Во второй раз, уже в конце Бородинского сражения, сбежав с батареи Раевского, Пьер с толпами солдат направился по оврагу к Князькову и тут нашел своего берейтора, сидевшего за деревом и державшего одну раненую и одну еще целую лошадь.
Берейтор, увидав барина, подбежал к нему и настоятельно требовал, чтобы Пьер садился верхом и ехал к Можайску. Берейтор говорил, что проезжавший генерал велел всем итти назад, что надо спешить: иначе в Можайске они не найдут лошадей и коляску. Пьер был рад, что от него требовали чего-нибудь. Он так был измучен физически и нравственно тем, что он пережил в этот день, что он не имел никакого желания и не знал, что с собой делать. Он покорно сел на поданную ему лошадь и поехал по дороге к Можайску,
[Далее от слов:Одного, чего желал Пьер всеми силами своей души... кончая:была духота и пыль, совпадает с окончательным текстом. T. III, ч. 3, гл. VIII.]

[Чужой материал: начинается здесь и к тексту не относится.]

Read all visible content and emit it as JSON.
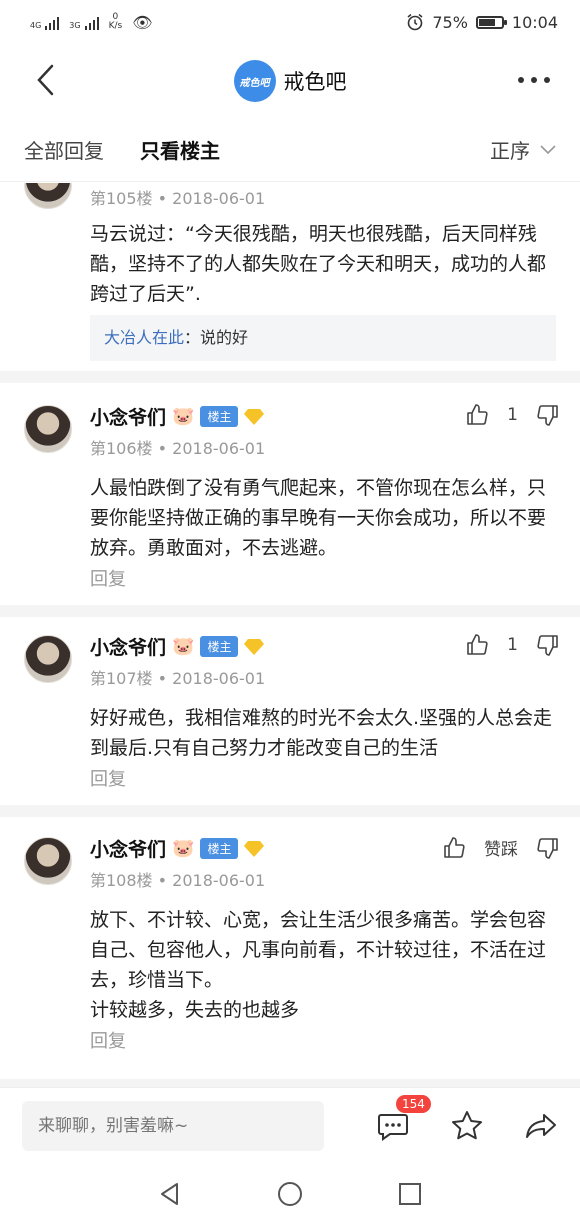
{
  "status_bar": {
    "sig1_label": "4G",
    "sig2_label": "3G",
    "net_speed_value": "0",
    "net_speed_unit": "K/s",
    "battery_percent": "75%",
    "battery_level": 0.75,
    "time": "10:04"
  },
  "header": {
    "forum_logo_text": "戒色吧",
    "forum_name": "戒色吧"
  },
  "tabs": {
    "all_replies": "全部回复",
    "owner_only": "只看楼主",
    "sort": "正序"
  },
  "posts": [
    {
      "floor_date": "第105楼 • 2018-06-01",
      "content": "马云说过：“今天很残酷，明天也很残酷，后天同样残酷，坚持不了的人都失败在了今天和明天，成功的人都跨过了后天”.",
      "quote_name": "大冶人在此",
      "quote_sep": "：",
      "quote_text": "说的好"
    },
    {
      "username": "小念爷们",
      "badge": "楼主",
      "floor_date": "第106楼 • 2018-06-01",
      "likes": "1",
      "content": "人最怕跌倒了没有勇气爬起来，不管你现在怎么样，只要你能坚持做正确的事早晚有一天你会成功，所以不要放弃。勇敢面对，不去逃避。",
      "reply": "回复"
    },
    {
      "username": "小念爷们",
      "badge": "楼主",
      "floor_date": "第107楼 • 2018-06-01",
      "likes": "1",
      "content": "好好戒色，我相信难熬的时光不会太久.坚强的人总会走到最后.只有自己努力才能改变自己的生活",
      "reply": "回复"
    },
    {
      "username": "小念爷们",
      "badge": "楼主",
      "floor_date": "第108楼 • 2018-06-01",
      "likes": "赞踩",
      "content1": "放下、不计较、心宽，会让生活少很多痛苦。学会包容自己、包容他人，凡事向前看，不计较过往，不活在过去，珍惜当下。",
      "content2": "计较越多，失去的也越多",
      "reply": "回复"
    }
  ],
  "bottom_bar": {
    "input_placeholder": "来聊聊，别害羞嘛~",
    "comment_count": "154"
  }
}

<Проехав несколько верст по Можайской дороге, между солдатами и подводами, везшими раненых, Пьер заметил дорожку, ведущую влево. Дорожка эта красиво вилась между полями и кустарником. Два запыленные казака ехали по ней, и вдали за лесом виднелась деревня, своим видом напоминая тишину и безмятежность. Бессознательно желая отдохнуть от тяжелого вида раненых, тянувшихся по Можайской дороге, и от пыли, Пьер свернул лошадь на эту красивую, уединенную дорожку и поехал по ней.
Не доезжая деревни, Пьер встретил обозы телег, наложенные мужицким добром выкочевывающих жителей. Впереди телег гнали скотину. В телегах ехали женщины с детьми. За возами шел народ. Женщины выли. Около самой околицы Пьер съехался с казаками, въезжавшими в деревню и выезжавшими из нее.
— Чисто, брат, вышарили! Евдокимовской сотни была переж нас! — проговорил один из выезжавших казаков другому. Пьер въехал в околицу. Деревня была пуста, только у колодца стояли два казака и поили лошадей в корыте. Пьер проехал мимо них, направляясь к большой избе, у которой виднелся человек.
Был уже 6-й час вечера. Солнце, садясь, вышло из-за туч и косыми лучами освещало крыши одной стороны дома. В деревне было совершенно тихо. Слышно было только, как скрипел ворот колодца, у которого казаки поили лошадей. Гул орудий и стихал, и казался далеким, как гром заходящей грозовой тучи.
Подъезжая ближе к сидевшему на завалинке человеку, Пьер рассмотрел его и увидел, что это был старик в шубе и высокой теплой шапке. Он сидел на завалинке, опустив голову, корявыми, с сведенными пальцами, руками, опираясь на сделавшийся гладким от употребления костыль. Пьер остановился против него и слез с лошади.